The computational time required for tracking operations can also be improved. At the moment, the tracking algorithm can process only 17 frames per second. The method implemented for reducing out-of-focus blur helped us to archive better results with projectors that do not support auto-focus. Yet focus and projection size needs to be calibrated manually, because the focus of the projector can only be adjusted manually. This problem can be solved with the use of a laser-based projector.

7 Conclusion

In this paper we explored new perspectives on augmented reality systems that crystallise on new concepts of 3D projective mapping and interaction between multiple co-located users using handheld projectors. Interpersonal communication and collaboration may be supported more intuitively and efficiently compared to current handheld devices. Informal user feedback indicated that our designs were promising. Our work is the first mobile authoring system for 3D projective mapping that uses computer vision tracking techniques to facilitate the design live projections.

The current mobile projection technology has some limitations in terms of the light intensity, in addition to the fact that it can only provide image focus at a particular distance. Current handheld projectors have a luminance between 5 and 100 lumens, which we believe that will increase considerably next few years – some low-cost fixed projectors can nowadays reach 2,500 lumens. This limitation implies that handheld projectors can only be used indoors or outdoors at night. For dynamic mobile projections with variable distance between the projection surface and the projector, we advise the use of laser projectors which seem to be better suited, to the projection of sharp images.

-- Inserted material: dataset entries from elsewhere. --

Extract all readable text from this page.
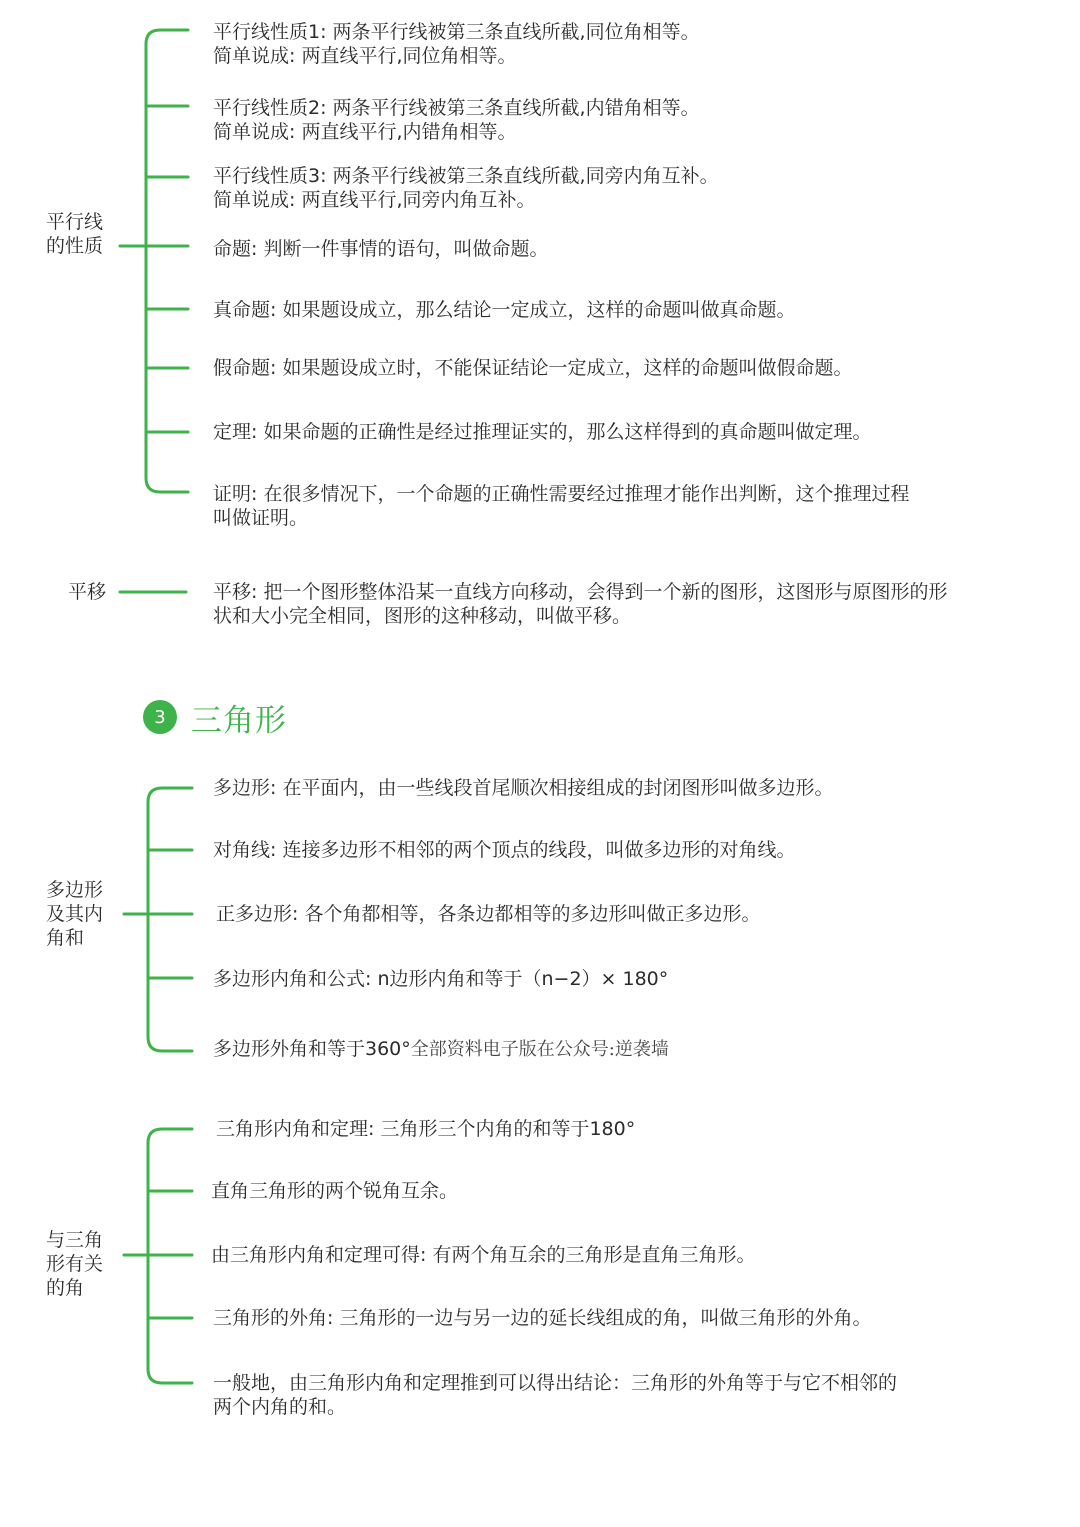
平行线
的性质
平行线性质1: 两条平行线被第三条直线所截,同位角相等。
简单说成: 两直线平行,同位角相等。
平行线性质2: 两条平行线被第三条直线所截,内错角相等。
简单说成: 两直线平行,内错角相等。
平行线性质3: 两条平行线被第三条直线所截,同旁内角互补。
简单说成: 两直线平行,同旁内角互补。
命题: 判断一件事情的语句，叫做命题。
真命题: 如果题设成立，那么结论一定成立，这样的命题叫做真命题。
假命题: 如果题设成立时，不能保证结论一定成立，这样的命题叫做假命题。
定理: 如果命题的正确性是经过推理证实的，那么这样得到的真命题叫做定理。
证明: 在很多情况下，一个命题的正确性需要经过推理才能作出判断，这个推理过程
叫做证明。
平移	平移: 把一个图形整体沿某一直线方向移动，会得到一个新的图形，这图形与原图形的形
状和大小完全相同，图形的这种移动，叫做平移。
3 三角形
多边形
及其内
角和
多边形: 在平面内，由一些线段首尾顺次相接组成的封闭图形叫做多边形。
对角线: 连接多边形不相邻的两个顶点的线段，叫做多边形的对角线。
正多边形: 各个角都相等，各条边都相等的多边形叫做正多边形。
多边形内角和公式: n边形内角和等于（n−2）× 180°
多边形外角和等于360°全部资料电子版在公众号:逆袭墙
与三角
形有关
的角
三角形内角和定理: 三角形三个内角的和等于180°
直角三角形的两个锐角互余。
由三角形内角和定理可得: 有两个角互余的三角形是直角三角形。
三角形的外角: 三角形的一边与另一边的延长线组成的角，叫做三角形的外角。
一般地，由三角形内角和定理推到可以得出结论：三角形的外角等于与它不相邻的
两个内角的和。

As a future work, we are interested in empirically investigating how interaction between people may evolve with the usage of handheld projectors and how the technology is used for creative purposes. Finally, we plan to extensively explore other was of interacting with handheld projectors, by integrating for example gamification strategies, which may change the way people currently think. We will also investigate improvements in transfering data with QR codes through the visualisation of animated arrays since projected spaces have on their side the advantage of using large surfaces.